Es ist eine der ältesten Schriften der Welt. Sie entstand gegen Ende des 4. Jahrtausends v. Chr. und war durchgehend etwa 3600 Jahre lang in Gebrauch. Spätestens im 6. Jahrhundert n. Chr. ging mit dem Ende der Antike jedoch auch das Wissen um diese alte Schrift verloren. Für etwa anderthalb Jahrtausende hüllte sich das Alte Ägypten in tiefes Schweigen. Im europäischen Mittelalter und der frühen Neuzeit genoss das Alte Ägypten den Ruf eines unerreichbar-märchenhaften Hortes alter Weisheit.

Bereits in jener Epoche versuchten manche, das Geheimnis der Hieroglyphen zu entschlüsseln. Der berühmteste ist der Jesuitenpater Athanasius Kircher (1602-1680). Der Universalgelehrte veröffentlichte 1636 eine Grammatik des Koptischen. Die Sprache, die heute noch in der Liturgie der ägyptischen christlichen Kirche verwendet wird, erkannte Kircher korrekt als die jüngste Sprachstufe des Altägyptischen. Als ihn 1665 Papst Alexander VII. beauftragte, einen in Rom befindlichen ägyptischen Obelisken zu untersuchen, scheiterte jedoch auch Kircher an einer Übersetzung der darauf eingemeißelten Hieroglyphen. Denn wie andere hielt er die altägyptische Schrift für eine reine Bilderschrift.
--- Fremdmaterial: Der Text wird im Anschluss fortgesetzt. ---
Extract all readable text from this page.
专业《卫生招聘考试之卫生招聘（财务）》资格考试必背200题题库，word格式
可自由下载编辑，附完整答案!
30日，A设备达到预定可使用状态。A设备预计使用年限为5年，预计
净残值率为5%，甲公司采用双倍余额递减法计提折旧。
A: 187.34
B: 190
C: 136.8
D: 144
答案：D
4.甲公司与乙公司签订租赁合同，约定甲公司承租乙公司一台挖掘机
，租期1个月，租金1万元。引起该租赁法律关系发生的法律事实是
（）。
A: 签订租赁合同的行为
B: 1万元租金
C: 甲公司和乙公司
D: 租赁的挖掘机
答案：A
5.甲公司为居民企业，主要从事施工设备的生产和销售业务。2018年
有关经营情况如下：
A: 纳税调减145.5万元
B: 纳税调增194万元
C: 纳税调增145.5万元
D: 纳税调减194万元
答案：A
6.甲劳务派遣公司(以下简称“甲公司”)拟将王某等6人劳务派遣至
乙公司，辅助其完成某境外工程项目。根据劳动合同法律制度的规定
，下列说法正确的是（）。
Ägypten rückt ins Bewusstsein der modernen Welt

Das Bild Ägyptens in Europa änderte sich Ende des 18. Jahrhunderts radikal. England kontrollierte in jener Zeit den wichtigsten Handelsweg nach Asien: den Seeweg um Südafrika in den Indischen Ozean, über den viele begehrte Waren nach Europa gelangten. Diese Vormachtstellung wollte Englands größter Konkurrent nicht hinnehmen. Die noch junge französische Republik schickte im Sommer 1798 eine Armee unter Befehl von General Napoleon Bonaparte nach Ägypten. Ziel war die Eroberung des Landes und die Schaffung eines Handelsweges durch Ägypten an die Küsten Nordostafrikas und von dort in die Häfen Asiens. Die französische Armee erzielte zunächst schnelle militärische Erfolge gegen die einheimischen Mamelucken. Allerdings unterlag sie bald der Übermacht Englands und der Türkei, die sich dem Ansinnen Frankreichs militärisch entgegenstellen. General Jacques-François Menou, inzwischen Oberbefehlshaber der französischen Armee in Ägypten, kapitulierte 1801 in Alexandria. Die Franzosen zogen aus Ägypten ab.

Militärisch war damit der Feldzug für Frankreich zu einem Fiasko geworden. Gleichzeitig wurde er aber auch quasi zur Geburtsstunde einer neuen Wissenschaft - der Ägyptologie. Denn das Expeditionskorps Napoleons hatten mehr als 150 Wissenschaftler und Gelehrte begleitet, die im Schutz der Armee das Land am Nil und dessen Kultur etwa drei Jahre lang erforschten und dokumentierten. Ergebnis dieser Arbeit ist die "Descripition de l'Egypte". Die Erstausgabe des Monumentalwerks erschien zwischen 1809 und 1828 in 23 Bänden. Das prächtige Werk löste nicht nur unter Fachleuten eine regelrechte Ägypteneuphorie aus.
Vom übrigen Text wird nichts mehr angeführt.